My best friend in the whole world is trudging through her first official year as a single mama. She feels like she is failing at it 100% of the time, and to me (who knows more details of her life than any other human on the planet) she looks like an actual warrior. The legendary kind we hear about and can’t fathom their strength, courage, diligence, faithfulness, goodness.
We haven’t met, but I’m sure this is probably a loooot what your life looks like to other people. I think that if we feel like we are failing, and we even care about that, and we work ourselves to the bones to try not to, we are doing THE AMAZING WORK. We are! We just have to be.
This life is not easy for anyone, but I know that without seeing the lows, I couldn’t possibly appreciate the highs in life like I do. So God, lead the way, I guess!
Sending all my love to you, prayers for a nice sunny season of life heading your way. <3
Kandie
We all come from different walks of life and by sharing our vulnerabilities allows us to connect with others that we would never have a chance to otherwise!

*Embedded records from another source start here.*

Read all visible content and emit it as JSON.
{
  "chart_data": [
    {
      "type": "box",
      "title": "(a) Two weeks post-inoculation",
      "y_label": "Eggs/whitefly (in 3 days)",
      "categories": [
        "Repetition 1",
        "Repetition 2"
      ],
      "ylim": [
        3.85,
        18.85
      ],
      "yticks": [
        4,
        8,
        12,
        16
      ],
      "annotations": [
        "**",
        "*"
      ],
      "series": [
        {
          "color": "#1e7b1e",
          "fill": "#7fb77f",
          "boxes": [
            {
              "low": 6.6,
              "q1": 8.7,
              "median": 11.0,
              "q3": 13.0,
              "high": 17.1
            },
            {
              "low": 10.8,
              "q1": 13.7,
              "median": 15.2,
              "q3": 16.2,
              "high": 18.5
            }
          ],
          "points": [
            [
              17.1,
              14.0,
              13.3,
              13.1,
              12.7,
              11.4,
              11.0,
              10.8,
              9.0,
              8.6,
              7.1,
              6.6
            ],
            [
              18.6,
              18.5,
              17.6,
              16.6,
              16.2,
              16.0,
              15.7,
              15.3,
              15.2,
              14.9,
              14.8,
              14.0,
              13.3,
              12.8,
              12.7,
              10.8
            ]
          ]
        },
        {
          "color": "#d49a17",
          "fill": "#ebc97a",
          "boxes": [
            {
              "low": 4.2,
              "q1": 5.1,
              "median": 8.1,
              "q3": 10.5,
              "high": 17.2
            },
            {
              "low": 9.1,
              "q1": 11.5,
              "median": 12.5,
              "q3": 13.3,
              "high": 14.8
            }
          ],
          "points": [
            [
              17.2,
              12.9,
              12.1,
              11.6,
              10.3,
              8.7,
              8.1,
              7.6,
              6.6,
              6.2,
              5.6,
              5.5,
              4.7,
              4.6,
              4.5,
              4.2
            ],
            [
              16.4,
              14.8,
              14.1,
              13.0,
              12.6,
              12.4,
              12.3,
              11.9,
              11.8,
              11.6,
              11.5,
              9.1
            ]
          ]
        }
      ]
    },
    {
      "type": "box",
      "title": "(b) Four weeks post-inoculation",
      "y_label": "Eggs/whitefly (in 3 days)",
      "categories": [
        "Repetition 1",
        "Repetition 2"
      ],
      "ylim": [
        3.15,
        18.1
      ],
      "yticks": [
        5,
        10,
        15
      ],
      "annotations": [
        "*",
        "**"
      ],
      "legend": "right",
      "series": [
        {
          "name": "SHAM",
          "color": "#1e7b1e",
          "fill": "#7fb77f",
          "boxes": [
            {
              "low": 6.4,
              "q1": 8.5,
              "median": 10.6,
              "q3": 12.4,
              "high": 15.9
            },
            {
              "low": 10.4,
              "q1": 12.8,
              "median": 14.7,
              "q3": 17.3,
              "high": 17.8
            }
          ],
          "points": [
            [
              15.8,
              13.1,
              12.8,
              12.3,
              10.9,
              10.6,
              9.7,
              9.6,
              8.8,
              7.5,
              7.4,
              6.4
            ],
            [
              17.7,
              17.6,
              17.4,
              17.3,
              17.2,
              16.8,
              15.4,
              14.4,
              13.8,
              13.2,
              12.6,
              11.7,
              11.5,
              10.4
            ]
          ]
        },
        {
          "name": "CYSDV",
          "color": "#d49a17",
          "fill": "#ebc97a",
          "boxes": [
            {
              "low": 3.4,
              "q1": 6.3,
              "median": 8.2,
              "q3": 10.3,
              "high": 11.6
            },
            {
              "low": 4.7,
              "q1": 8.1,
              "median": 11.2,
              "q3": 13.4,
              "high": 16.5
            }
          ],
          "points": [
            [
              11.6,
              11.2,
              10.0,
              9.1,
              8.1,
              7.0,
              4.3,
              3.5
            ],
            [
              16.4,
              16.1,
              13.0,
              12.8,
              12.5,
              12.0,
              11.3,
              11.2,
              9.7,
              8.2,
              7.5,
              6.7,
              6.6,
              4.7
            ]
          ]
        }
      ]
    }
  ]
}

I mean, they say it takes a village to raise children, but we need our own special village with our own special tribe too!
Oh mama, my heart goes out to your bestie
I promise her she WILL persevere like the warrior she is!!
She will come out on the other side sooo much stronger and her children will be better for it. I bet in the eyes and hearts of her children she is SUPER MOM every day! They see her struggles, her hard work, and her determination to keep going each and every day regardless of how many speed bumps she hits along the way. That’s not failing! God will see her through. God will not let her down. Like you said, God lead the way!
I’ll keep her and her family in my prayers <3
Have a lovely weekend with your family Cass! Happy Friday and God Bless!!